Originally Posted by
Capn Bloggs
Clearly not a pilot, again. Pilots, especially of multi-crew aircraft should NOT have to listen every transmission to every other aircraft to "maintain situational awareness".
This is the problem with enthusiastic amateurs and blood-thirsty lawyers: all these peripheral issues take centre-stage and the real causes are not addressed. Easier to spear the pilots of the CRJ for not doing a unneeded briefing or missing a TCAS alerts than get the FAA and army boffins that approved that sh1tshow in the first place...
I did not use the words "maintain situational awareness". I'd be hard pressed to pin down when SA is "maintained" and when it is not. To my understanding, SA is something you can have more or less of, and having more is safer, and has prevented some accidents in the past.
I also don't advocate for that issue taking center stage, but to taboo it and to say we can't talk about it ever doesn't seem right, either. The central issue in this accident is ATC's decision to routinely leave separation in the hands of a heli crew with night vision goggles and less than 75 feet of procedural separation.

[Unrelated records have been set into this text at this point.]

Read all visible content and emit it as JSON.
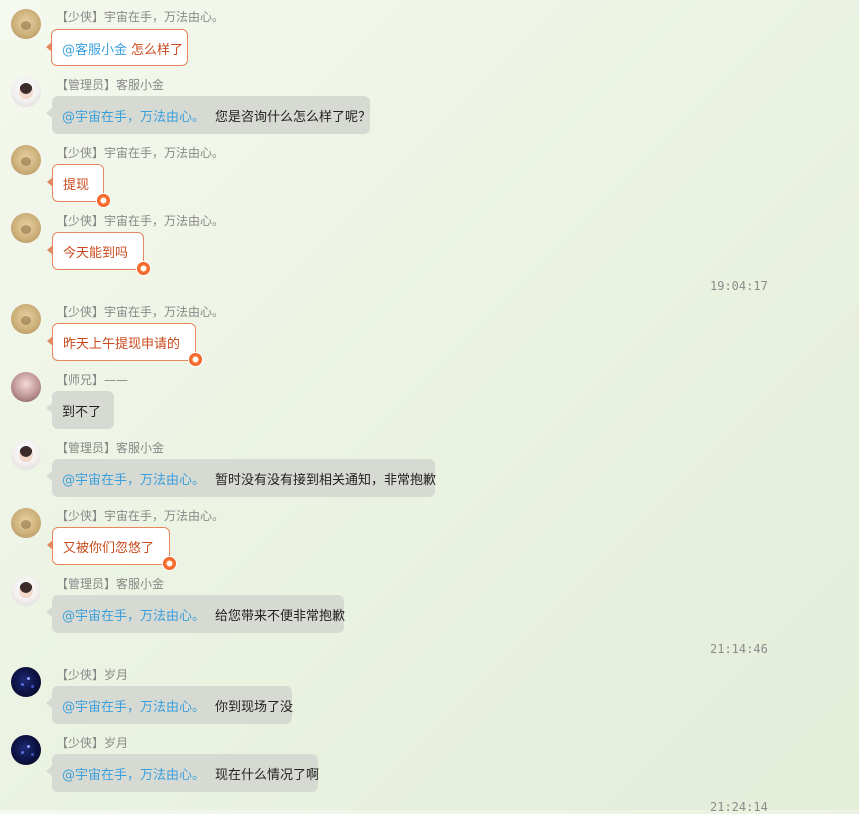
{
  "messages": [
    {
      "avatar": "bear-avatar",
      "role": "【少侠】",
      "name": "宇宙在手，万法由心。",
      "style": "red",
      "mention": "@客服小金",
      "text": "怎么样了"
    },
    {
      "avatar": "admin-avatar",
      "role": "【管理员】",
      "name": "客服小金",
      "style": "gray",
      "mention": "@宇宙在手，万法由心。",
      "text": "您是咨询什么怎么样了呢？"
    },
    {
      "avatar": "bear-avatar",
      "role": "【少侠】",
      "name": "宇宙在手，万法由心。",
      "style": "red",
      "mention": "",
      "text": "提现"
    },
    {
      "avatar": "bear-avatar",
      "role": "【少侠】",
      "name": "宇宙在手，万法由心。",
      "style": "red",
      "mention": "",
      "text": "今天能到吗"
    },
    {
      "timestamp": "19:04:17"
    },
    {
      "avatar": "bear-avatar",
      "role": "【少侠】",
      "name": "宇宙在手，万法由心。",
      "style": "red",
      "mention": "",
      "text": "昨天上午提现申请的"
    },
    {
      "avatar": "girl-avatar",
      "role": "【师兄】",
      "name": "——",
      "style": "gray",
      "mention": "",
      "text": "到不了"
    },
    {
      "avatar": "admin-avatar",
      "role": "【管理员】",
      "name": "客服小金",
      "style": "gray",
      "mention": "@宇宙在手，万法由心。",
      "text": "暂时没有没有接到相关通知，非常抱歉"
    },
    {
      "avatar": "bear-avatar",
      "role": "【少侠】",
      "name": "宇宙在手，万法由心。",
      "style": "red",
      "mention": "",
      "text": "又被你们忽悠了"
    },
    {
      "avatar": "admin-avatar",
      "role": "【管理员】",
      "name": "客服小金",
      "style": "gray",
      "mention": "@宇宙在手，万法由心。",
      "text": "给您带来不便非常抱歉"
    },
    {
      "timestamp": "21:14:46"
    },
    {
      "avatar": "night-avatar",
      "role": "【少侠】",
      "name": "岁月",
      "style": "gray",
      "mention": "@宇宙在手，万法由心。",
      "text": "你到现场了没"
    },
    {
      "avatar": "night-avatar",
      "role": "【少侠】",
      "name": "岁月",
      "style": "gray",
      "mention": "@宇宙在手，万法由心。",
      "text": "现在什么情况了啊"
    },
    {
      "timestamp": "21:24:14"
    }
  ]
}
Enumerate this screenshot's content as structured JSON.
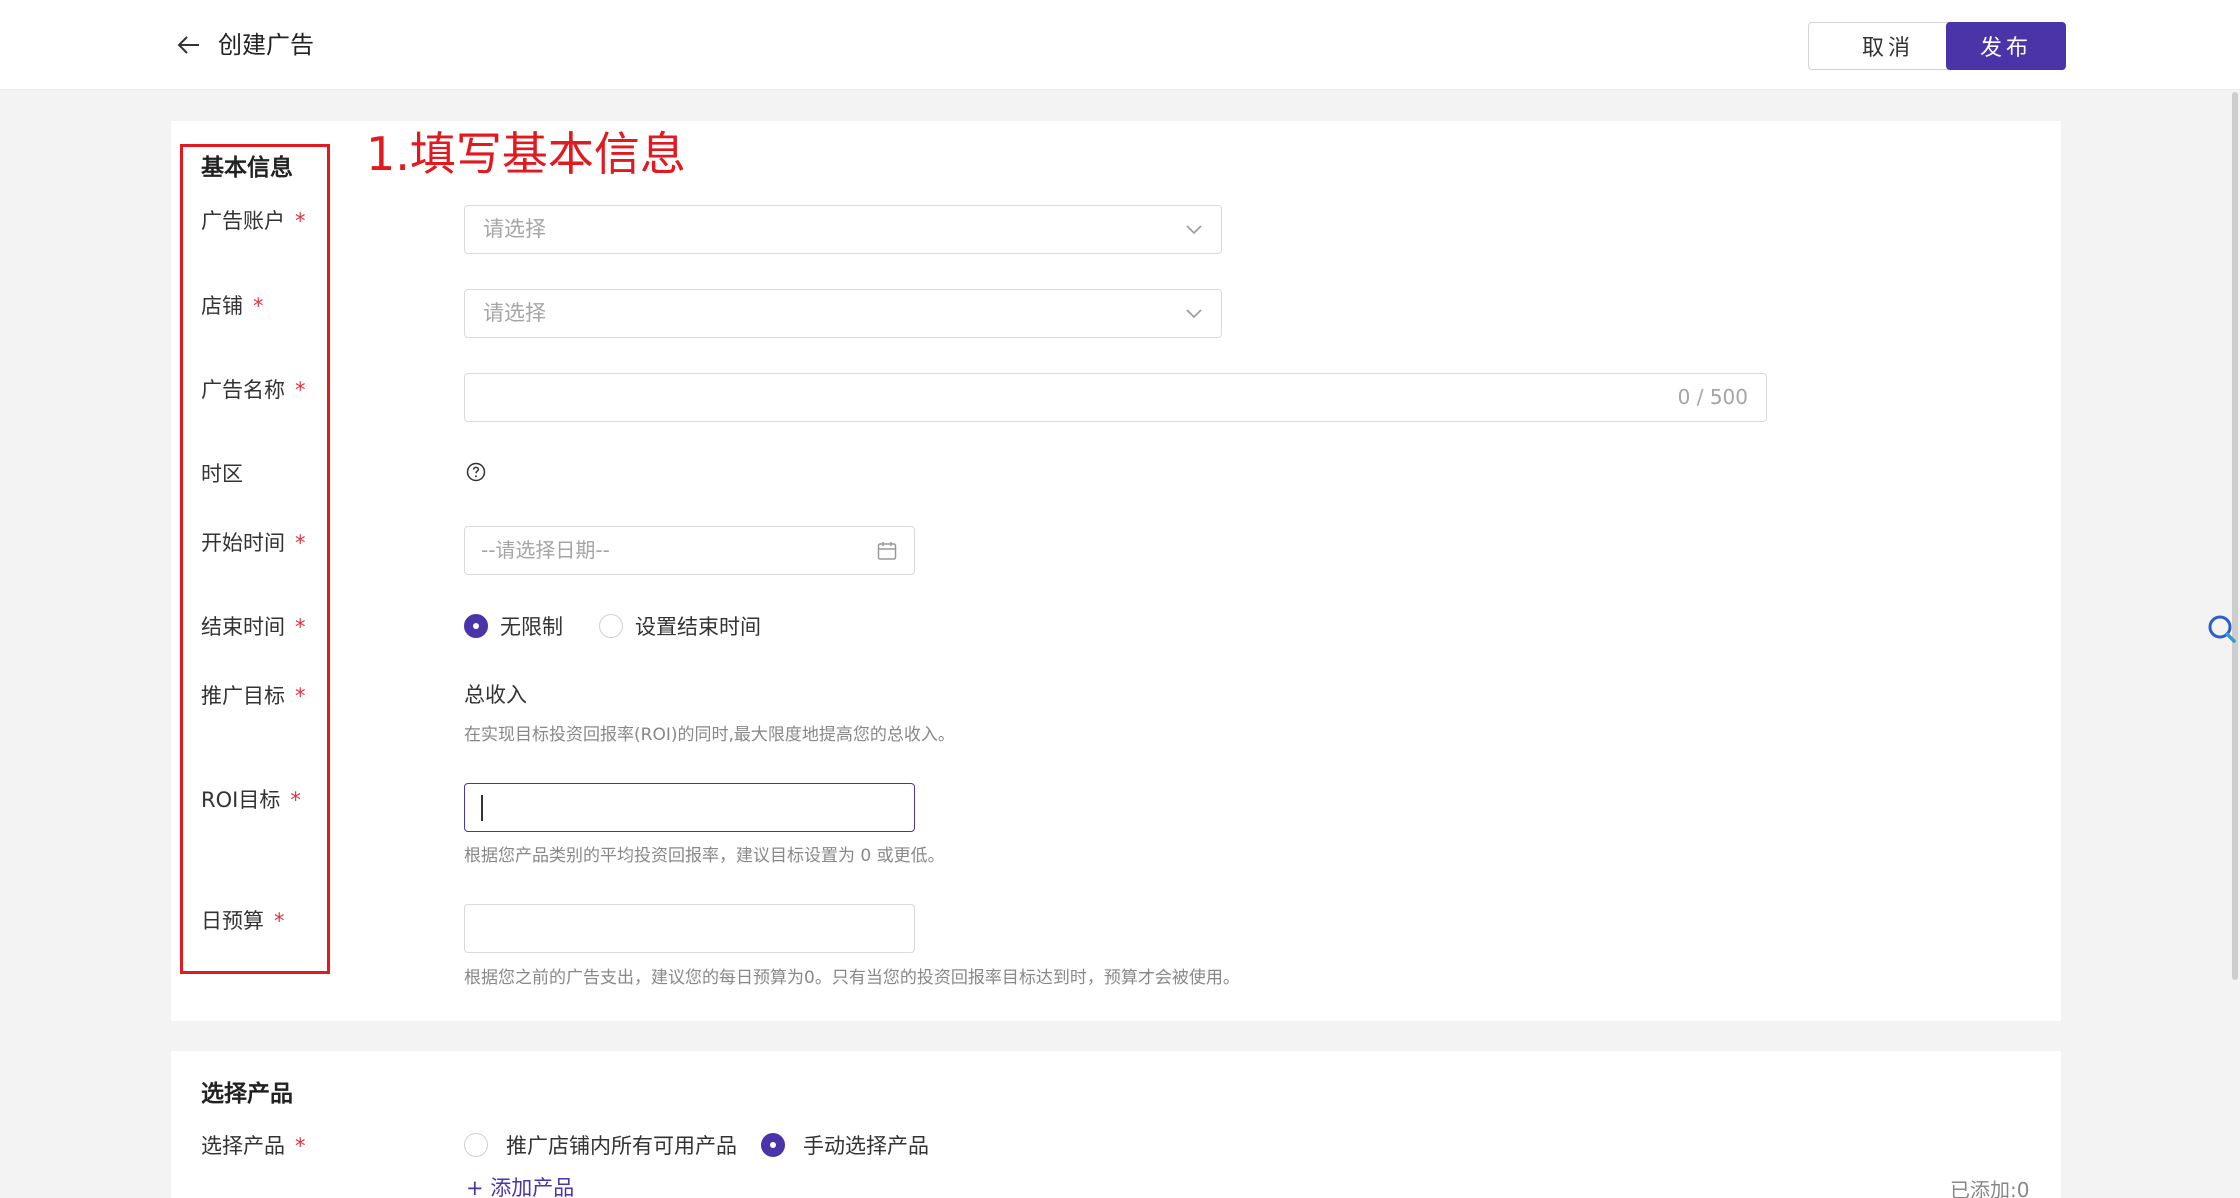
{
  "header": {
    "title": "创建广告",
    "cancel_label": "取消",
    "publish_label": "发布"
  },
  "annotation": "1.填写基本信息",
  "basic_info": {
    "section_title": "基本信息",
    "required_mark": "*",
    "fields": {
      "ad_account": {
        "label": "广告账户",
        "placeholder": "请选择"
      },
      "store": {
        "label": "店铺",
        "placeholder": "请选择"
      },
      "ad_name": {
        "label": "广告名称",
        "counter": "0 / 500"
      },
      "timezone": {
        "label": "时区"
      },
      "start_time": {
        "label": "开始时间",
        "placeholder": "--请选择日期--"
      },
      "end_time": {
        "label": "结束时间",
        "options": [
          "无限制",
          "设置结束时间"
        ],
        "selected": "无限制"
      },
      "promo_goal": {
        "label": "推广目标",
        "value": "总收入",
        "description": "在实现目标投资回报率(ROI)的同时,最大限度地提高您的总收入。"
      },
      "roi_goal": {
        "label": "ROI目标",
        "hint": "根据您产品类别的平均投资回报率，建议目标设置为 0 或更低。"
      },
      "daily_budget": {
        "label": "日预算",
        "hint": "根据您之前的广告支出，建议您的每日预算为0。只有当您的投资回报率目标达到时，预算才会被使用。"
      }
    }
  },
  "products": {
    "section_title": "选择产品",
    "field_label": "选择产品",
    "options": [
      "推广店铺内所有可用产品",
      "手动选择产品"
    ],
    "selected": "手动选择产品",
    "add_label": "+ 添加产品",
    "added_count": "已添加:0"
  },
  "colors": {
    "accent": "#4b33a8",
    "required": "#e2323a",
    "annotation": "#e2191f"
  },
  "icons": {
    "back": "arrow-left-icon",
    "dropdown": "chevron-down-icon",
    "help": "question-circle-icon",
    "calendar": "calendar-icon",
    "search": "search-icon"
  }
}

But we all know this by now if we've watched the NTSB presentation, so please excuse me for not repeating this with every post.
The central issue of the lawsuit is whether the level of safety provided by FAA rules, FAA/ATC procedures, Airline decisions and SOPs, Army decisions and SOPs, and pilot performance on the day are sufficient to legal standards. It's a complex interplay of factors, and even though it's clearly far from the deciding factor, I'm not going to say that a late approach briefing did not matter at all.